Insider ownership: Combined family/management bloc approximately 65%. Extremely concentrated.

Activist positions: None identified.

Short interest: No data found for SGX short positions in publicly accessible sources. Note: SGX short-selling data is less transparent than US markets.

Analyst Sentiment

Coverage: No analysts currently provide earnings or revenue estimates for S71 according to Simply Wall St and Stock Analysis. This is consistent with micro-cap SGX names. The absence of analyst coverage is not a red flag — it is typical — but means there is no consensus estimate to rely on for FY2026, and price targets carry limited institutional weight. This represents a potential information edge for investors willing to conduct primary research.

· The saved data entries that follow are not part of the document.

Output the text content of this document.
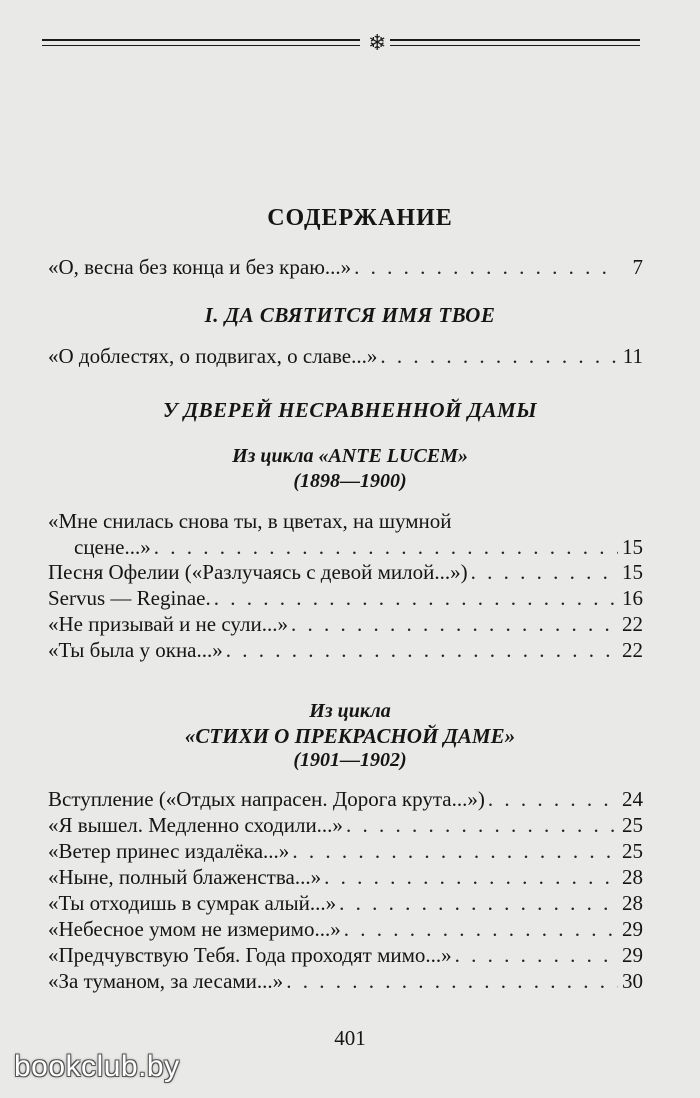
❄
СОДЕРЖАНИЕ
«О, весна без конца и без краю...» . . .	7
I. ДА СВЯТИТСЯ ИМЯ ТВОЕ
«О доблестях, о подвигах, о славе...» . . .	11
У ДВЕРЕЙ НЕСРАВНЕННОЙ ДАМЫ
Из цикла «ANTE LUCEM»
(1898—1900)
«Мне снилась снова ты, в цветах, на шумной
сцене...» . . .	15
Песня Офелии («Разлучаясь с девой милой...») . . .	15
Servus — Reginae. . . .	16
«Не призывай и не сули...» . . .	22
«Ты была у окна...» . . .	22
Из цикла
«СТИХИ О ПРЕКРАСНОЙ ДАМЕ»
(1901—1902)
Вступление («Отдых напрасен. Дорога крута...») . . .	24
«Я вышел. Медленно сходили...» . . .	25
«Ветер принес издалёка...» . . .	25
«Ныне, полный блаженства...» . . .	28
«Ты отходишь в сумрак алый...» . . .	28
«Небесное умом не измеримо...» . . .	29
«Предчувствую Тебя. Года проходят мимо...» . . .	29
«За туманом, за лесами...» . . .	30
401
bookclub.by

Price target: One data point found (likely stale) suggests an average of SGD 0.48. Given the stock is now trading at SGD 0.635 after the recent +22% surge, this appears outdated.

Simply Wall St fair value estimate: SGD 2.17 (DCF-derived) — implies the stock remains significantly undervalued even after the recent re-rating. Treat with caution; SWJ DCFs use standardized assumptions.